2) Riwayat kesehatan
a. Keluhan utama
Obstipasi merupakan tanda utama dan pada bayi baru lahir. Trias yang
sering ditemukan adalah mekonium yang lambat keluar (lebih dari 24 jam
setelah lahir), perut kembung dan muntah berwarna hijau. Gejala lain adalah
muntah dan diare.
b. Riwayat kesehatan sekarang
Merupakan kelainan bawaan yaitu obstruksi usus fungsional. Obstruksi
total saat lahir dengan muntah, distensi abdomen dan ketiadaan evakuasi
mekonium. Bayi sering mengalami konstipasi, muntah dan dehidrasi. Gejala
ringan berupa konstipasi selama beberapa minggu atau bulan yang diikuti
dengan obstruksi usus akut. Namun ada juga yang konstipasi ringan,
enterokolitis dengan diare, distensi abdomen, dan demam. Diare berbau
busuk dapat terjadi
c. Riwayat kesehatan dahulu
Tidak ada penyakit terdahulu yang mempengaruhi terjadinya penyakit
Hirschsprung
d. Riwayat kesehatan keluarga
Tidak ada keluarga yang menderita penyakit ini diturunkan kepada anaknya
3) Pemeriksaan fisik
b. Auskultasi: Pada fase awal didapatkan penurunan bising usus, dan berlanjut
dengan hilangnya bisng usus.
B. Diagnosa keperawatan
1. Risiko konstipasi b.d penyempitan kolon, sekunder, obstruksi mekanik
2. Risiko ketidakseimbangan volume cairan tubuh b.d keluar cairan tubuh dari
muntah, ketidakmampuan absorbs air oleh intestinal
3. Risiko injuri b.d pasca prosedur bedah, iskemia, nekrosis dinding intestinal
sekunder dari kondisi obtruksi usus
C. Intervensi keperawatan
B. Atresia Ani
1. Pengertian
Atresia Ani adalah kelainan kongenital yang dikenal sebagai anus imperforate
meliputi anus, rectum atau keduanya (Betz.
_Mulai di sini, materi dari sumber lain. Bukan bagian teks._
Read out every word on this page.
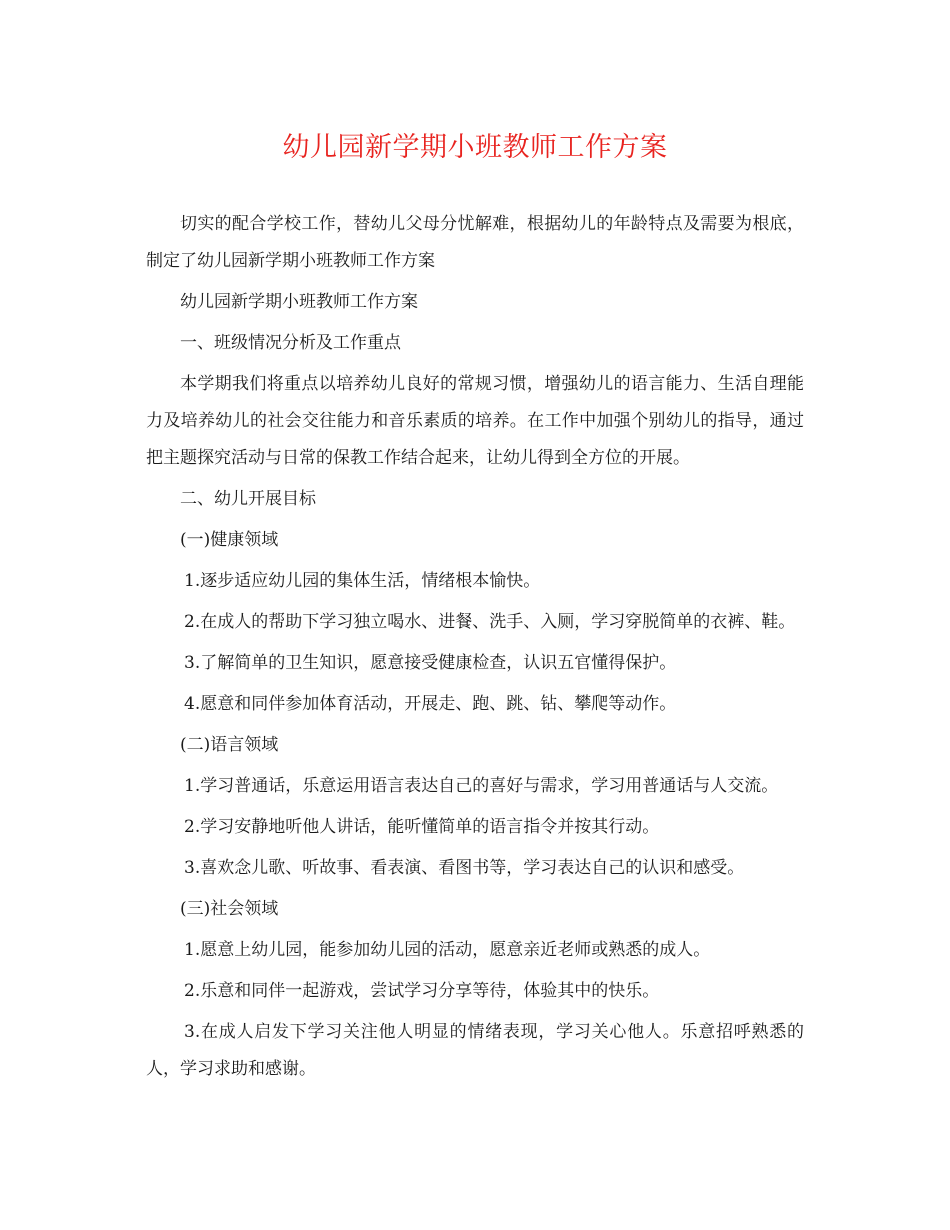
幼儿园新学期小班教师工作方案

切实的配合学校工作，替幼儿父母分忧解难，根据幼儿的年龄特点及需要为根底，制定了幼儿园新学期小班教师工作方案

幼儿园新学期小班教师工作方案

一、班级情况分析及工作重点

本学期我们将重点以培养幼儿良好的常规习惯，增强幼儿的语言能力、生活自理能力及培养幼儿的社会交往能力和音乐素质的培养。在工作中加强个别幼儿的指导，通过把主题探究活动与日常的保教工作结合起来，让幼儿得到全方位的开展。

二、幼儿开展目标

(一)健康领域

1.逐步适应幼儿园的集体生活，情绪根本愉快。

2.在成人的帮助下学习独立喝水、进餐、洗手、入厕，学习穿脱简单的衣裤、鞋。

3.了解简单的卫生知识，愿意接受健康检查，认识五官懂得保护。

4.愿意和同伴参加体育活动，开展走、跑、跳、钻、攀爬等动作。

(二)语言领域

1.学习普通话，乐意运用语言表达自己的喜好与需求，学习用普通话与人交流。

2.学习安静地听他人讲话，能听懂简单的语言指令并按其行动。

3.喜欢念儿歌、听故事、看表演、看图书等，学习表达自己的认识和感受。

(三)社会领域

1.愿意上幼儿园，能参加幼儿园的活动，愿意亲近老师或熟悉的成人。

2.乐意和同伴一起游戏，尝试学习分享等待，体验其中的快乐。

3.在成人启发下学习关注他人明显的情绪表现，学习关心他人。乐意招呼熟悉的人，学习求助和感谢。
Ed 3 tahun 2002)
Atresia ini atau anus imperforate adalah tidak terjadinya perforasi membran yang
memisahkan bagian entoderm mengakibatkan pembentukan lubang anus yang tidak
sempurna. Anus tampak rata atau sedikit cekung ke dalam atau kadang berbentuk
anus namun tidak berhubungan langsung dengan rectum. (sumber Purwanto. 2001
RSCM)
Atresia Ani merupakan kelainan bawaan (kongenital), tidak adanya lubang atau
saluran anus (Donna L. Wong, 520 : 2003).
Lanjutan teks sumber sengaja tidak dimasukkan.